Photo of wind turbine
An 80-foot wind turbine survived strong simulated jolts at the UCSD Englekirk Structural Engineering Center, home of the largest outdoor shake table in the world.

An 80-foot tall wind turbine swayed and violently shook, but it was still standing after it was subjected to a simulated 7.0 magnitude earthquake. The structure was put through a series of tests by engineers at the UCSD Englekirk Structural Engineering Center, which has the largest outdoor shake table in the world, and is the only facility capable of testing a full scale wind turbine.

The first set of tests was the first time a wind turbine was tested on a shake table with the blades in operation. During the second round of testing - which included simulated magnitudes of greater than 7.0 - the turbine tower performed well, with minor change in its structural properties. The 65-kilowatt turbine, donated by Oak Creek Energy Systems, was built in the 1980s and operated in Tehachapi, Calif. The same materials are used to build modern-day wind turbines, which stand 150 feet tall and higher. Little seismic research has been conducted on wind turbines until now.

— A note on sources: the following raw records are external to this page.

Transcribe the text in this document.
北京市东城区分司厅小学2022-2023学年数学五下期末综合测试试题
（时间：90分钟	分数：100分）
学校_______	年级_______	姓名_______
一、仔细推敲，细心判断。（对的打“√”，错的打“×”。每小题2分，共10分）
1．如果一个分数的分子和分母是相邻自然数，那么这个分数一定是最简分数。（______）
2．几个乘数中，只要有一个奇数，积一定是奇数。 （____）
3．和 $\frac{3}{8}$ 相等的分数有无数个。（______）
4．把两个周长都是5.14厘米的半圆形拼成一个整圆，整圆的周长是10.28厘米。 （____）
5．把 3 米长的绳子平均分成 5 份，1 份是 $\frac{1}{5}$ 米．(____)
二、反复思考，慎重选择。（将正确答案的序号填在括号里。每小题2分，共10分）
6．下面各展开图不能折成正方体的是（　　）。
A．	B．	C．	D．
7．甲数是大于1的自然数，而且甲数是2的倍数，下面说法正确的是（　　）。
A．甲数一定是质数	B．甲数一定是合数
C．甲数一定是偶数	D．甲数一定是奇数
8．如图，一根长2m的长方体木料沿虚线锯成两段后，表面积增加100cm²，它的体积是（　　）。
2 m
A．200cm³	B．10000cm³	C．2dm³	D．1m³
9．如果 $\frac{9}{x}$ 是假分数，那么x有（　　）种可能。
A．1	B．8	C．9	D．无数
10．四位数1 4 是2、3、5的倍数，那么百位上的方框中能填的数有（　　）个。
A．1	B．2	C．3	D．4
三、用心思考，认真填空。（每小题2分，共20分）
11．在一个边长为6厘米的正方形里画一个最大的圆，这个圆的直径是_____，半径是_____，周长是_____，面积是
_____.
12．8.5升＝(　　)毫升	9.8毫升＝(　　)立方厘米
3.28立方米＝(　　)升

As wind farms become a growing critical component of the world's "green" power generation, industry leaders and researchers are studying their performance and looking for ways to further enhance their seismic design.

"I expect we're going to see a vast increase in wind farms, which gives even more importance to this work, especially since more turbines will be deployed in areas with seismic activity," said Jacobs School structural engineering professor Ahmed Elgamal, principal investigator for the turbine tests.

The testing was funded by a $400,000 grant from the National Science Foundation.